La prima parte dell'album scorre sui binari graffianti del "vecchio" Zero. Si apre con "Il caos", incisiva descrizione di un amore disfatto, cui seguono i tre estratti di "No mamma no" e "Invenzioni". A seguire c'è una delle canzoni più belle di tutto il repertorio zerico, "Una sedia a ruote" che descrive in maniera diretta e toccante i tormenti di un disabile condannato all'immobilità non solo fisica, ma anche dei sentimenti. Con "Una sedia a ruote" si esaurisce il lato rock di "Trapezio" e si entra nella melodia tradizionale, nel pop e nella disco che da allora ne caratterizzerà, nel bene e nel male, la carriera.
Il primo esperimento di canzone scritta in trio con la Evangelisti e Pintucci è "Motel", un classico pezzo d'amore perfettamente riuscito nella sua semplicità, reso ancor più coinvolgente dalle note di piano in crescendo prima dell'inciso. "Scegli adesso oppure mai" e "Un uomo da bruciare" sono i due brani firmati anche da Mogol: il secondo, in particolare, verrà ripreso più volte dal vivo, spesso stravolto nell'arrangiamento (come avverrà nel live "Icaro").
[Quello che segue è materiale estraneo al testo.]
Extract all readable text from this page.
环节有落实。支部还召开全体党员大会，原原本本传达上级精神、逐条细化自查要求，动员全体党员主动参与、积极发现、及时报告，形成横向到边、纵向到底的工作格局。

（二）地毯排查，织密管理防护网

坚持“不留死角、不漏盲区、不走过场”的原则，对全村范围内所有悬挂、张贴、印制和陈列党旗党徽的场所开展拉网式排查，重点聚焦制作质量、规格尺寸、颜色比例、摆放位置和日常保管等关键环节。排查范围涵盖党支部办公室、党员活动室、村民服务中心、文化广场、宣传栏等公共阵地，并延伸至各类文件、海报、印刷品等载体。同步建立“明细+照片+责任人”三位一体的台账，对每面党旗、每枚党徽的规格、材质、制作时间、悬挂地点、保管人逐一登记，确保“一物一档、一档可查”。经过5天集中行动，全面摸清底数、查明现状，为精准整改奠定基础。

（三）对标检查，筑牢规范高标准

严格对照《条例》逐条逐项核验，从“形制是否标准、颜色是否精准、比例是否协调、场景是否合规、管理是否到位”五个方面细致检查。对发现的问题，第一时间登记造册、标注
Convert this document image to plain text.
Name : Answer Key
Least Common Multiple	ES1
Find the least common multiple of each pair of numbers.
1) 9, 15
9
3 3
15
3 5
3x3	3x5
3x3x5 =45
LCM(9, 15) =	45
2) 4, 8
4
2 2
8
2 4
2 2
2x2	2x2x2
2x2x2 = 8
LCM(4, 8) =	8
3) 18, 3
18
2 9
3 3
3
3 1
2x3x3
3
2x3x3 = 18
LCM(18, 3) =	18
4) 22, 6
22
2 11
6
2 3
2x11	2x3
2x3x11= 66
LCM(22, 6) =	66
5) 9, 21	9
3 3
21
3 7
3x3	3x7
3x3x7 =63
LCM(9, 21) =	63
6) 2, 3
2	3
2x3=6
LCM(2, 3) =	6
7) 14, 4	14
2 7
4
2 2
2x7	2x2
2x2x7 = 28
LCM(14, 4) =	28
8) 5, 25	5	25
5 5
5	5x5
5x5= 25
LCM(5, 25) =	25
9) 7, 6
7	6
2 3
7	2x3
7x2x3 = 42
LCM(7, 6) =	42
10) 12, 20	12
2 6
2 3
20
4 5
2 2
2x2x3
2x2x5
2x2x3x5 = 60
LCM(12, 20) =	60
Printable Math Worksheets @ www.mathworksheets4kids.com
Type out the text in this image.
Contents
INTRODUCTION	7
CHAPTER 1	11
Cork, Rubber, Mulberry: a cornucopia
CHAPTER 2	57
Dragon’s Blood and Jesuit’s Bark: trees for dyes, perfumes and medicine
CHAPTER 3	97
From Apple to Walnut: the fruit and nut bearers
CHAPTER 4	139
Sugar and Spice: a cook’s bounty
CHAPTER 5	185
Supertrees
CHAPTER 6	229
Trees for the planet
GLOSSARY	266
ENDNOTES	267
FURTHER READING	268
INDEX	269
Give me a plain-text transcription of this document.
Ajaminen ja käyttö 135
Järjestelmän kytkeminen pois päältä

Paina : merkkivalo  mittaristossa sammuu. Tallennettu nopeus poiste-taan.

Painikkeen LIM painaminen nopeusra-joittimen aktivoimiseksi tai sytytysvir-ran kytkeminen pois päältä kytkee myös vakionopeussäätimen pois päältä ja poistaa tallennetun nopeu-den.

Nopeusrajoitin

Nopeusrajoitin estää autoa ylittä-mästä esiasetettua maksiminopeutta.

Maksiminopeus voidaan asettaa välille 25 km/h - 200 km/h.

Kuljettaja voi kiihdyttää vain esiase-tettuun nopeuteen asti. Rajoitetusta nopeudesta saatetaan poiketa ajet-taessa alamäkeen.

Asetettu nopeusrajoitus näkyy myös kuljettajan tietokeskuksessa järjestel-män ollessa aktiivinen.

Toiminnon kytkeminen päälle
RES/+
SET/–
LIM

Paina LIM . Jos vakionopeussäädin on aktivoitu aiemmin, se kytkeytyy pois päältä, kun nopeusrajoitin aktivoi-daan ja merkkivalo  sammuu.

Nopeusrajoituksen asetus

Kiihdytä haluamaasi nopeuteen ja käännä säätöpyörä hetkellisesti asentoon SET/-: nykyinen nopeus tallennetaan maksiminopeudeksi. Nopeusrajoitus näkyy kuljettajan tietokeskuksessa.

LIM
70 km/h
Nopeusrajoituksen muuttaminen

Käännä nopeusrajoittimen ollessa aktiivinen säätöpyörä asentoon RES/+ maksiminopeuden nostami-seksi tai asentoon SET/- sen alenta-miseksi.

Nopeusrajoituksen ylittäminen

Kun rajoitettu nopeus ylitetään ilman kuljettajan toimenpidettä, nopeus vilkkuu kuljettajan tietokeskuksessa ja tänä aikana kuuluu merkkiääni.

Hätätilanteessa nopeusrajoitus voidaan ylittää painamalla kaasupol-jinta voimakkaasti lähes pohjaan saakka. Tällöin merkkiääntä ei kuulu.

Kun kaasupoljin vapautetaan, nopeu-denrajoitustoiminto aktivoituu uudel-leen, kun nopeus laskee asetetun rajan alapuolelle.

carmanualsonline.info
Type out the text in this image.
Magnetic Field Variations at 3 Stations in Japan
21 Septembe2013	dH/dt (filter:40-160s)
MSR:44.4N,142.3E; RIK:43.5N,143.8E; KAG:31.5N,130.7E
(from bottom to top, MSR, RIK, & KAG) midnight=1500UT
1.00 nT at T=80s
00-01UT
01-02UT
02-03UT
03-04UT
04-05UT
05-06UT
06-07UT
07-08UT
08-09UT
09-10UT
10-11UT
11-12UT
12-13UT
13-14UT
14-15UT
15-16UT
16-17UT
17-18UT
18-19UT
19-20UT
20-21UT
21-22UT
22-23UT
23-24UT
Dopo l'interlocutoria "Hanno arrestato Paperino", arrivano due pezzi da novanta del repertorio zerico. Con "Madame" Renato si avvicina per la prima volta al mondo delle discoteche (dove il brano ebbe una buona circolazione) e conquista il grande pubblico, anche in virtù di alcune apparizioni televisive alquanto scioccanti per i telespettatori dell'epoca. Più che un classico, un superclassico della sua discografia. L'album si conclude con la meravigliosa "Salvami!", nella quale Renato, prima con un sussurro, poi gridando, descrive, attraverso gli occhi di una prostituta, la disperazione per la sua condizione di "diverso", di "borderline", di "alienato", che non trova risposta. "Dici bene questo è il posto mio, non l'ho deciso io. Quando questa strada ha scelto me, chissà dov'era Dio. ". E' la ciliegina sulla torta di un disco che merita le 5 stelle.
Rimane, dentro di me, la domanda su cosa sarebbe stato Renato Zero se si fosse tenuto più vicino al rock cantautoriale, evitando la deriva nazionalpopolare dei tempi recenti. In ogni caso, basta un Renato Zero per fare cento Vasco Rossi.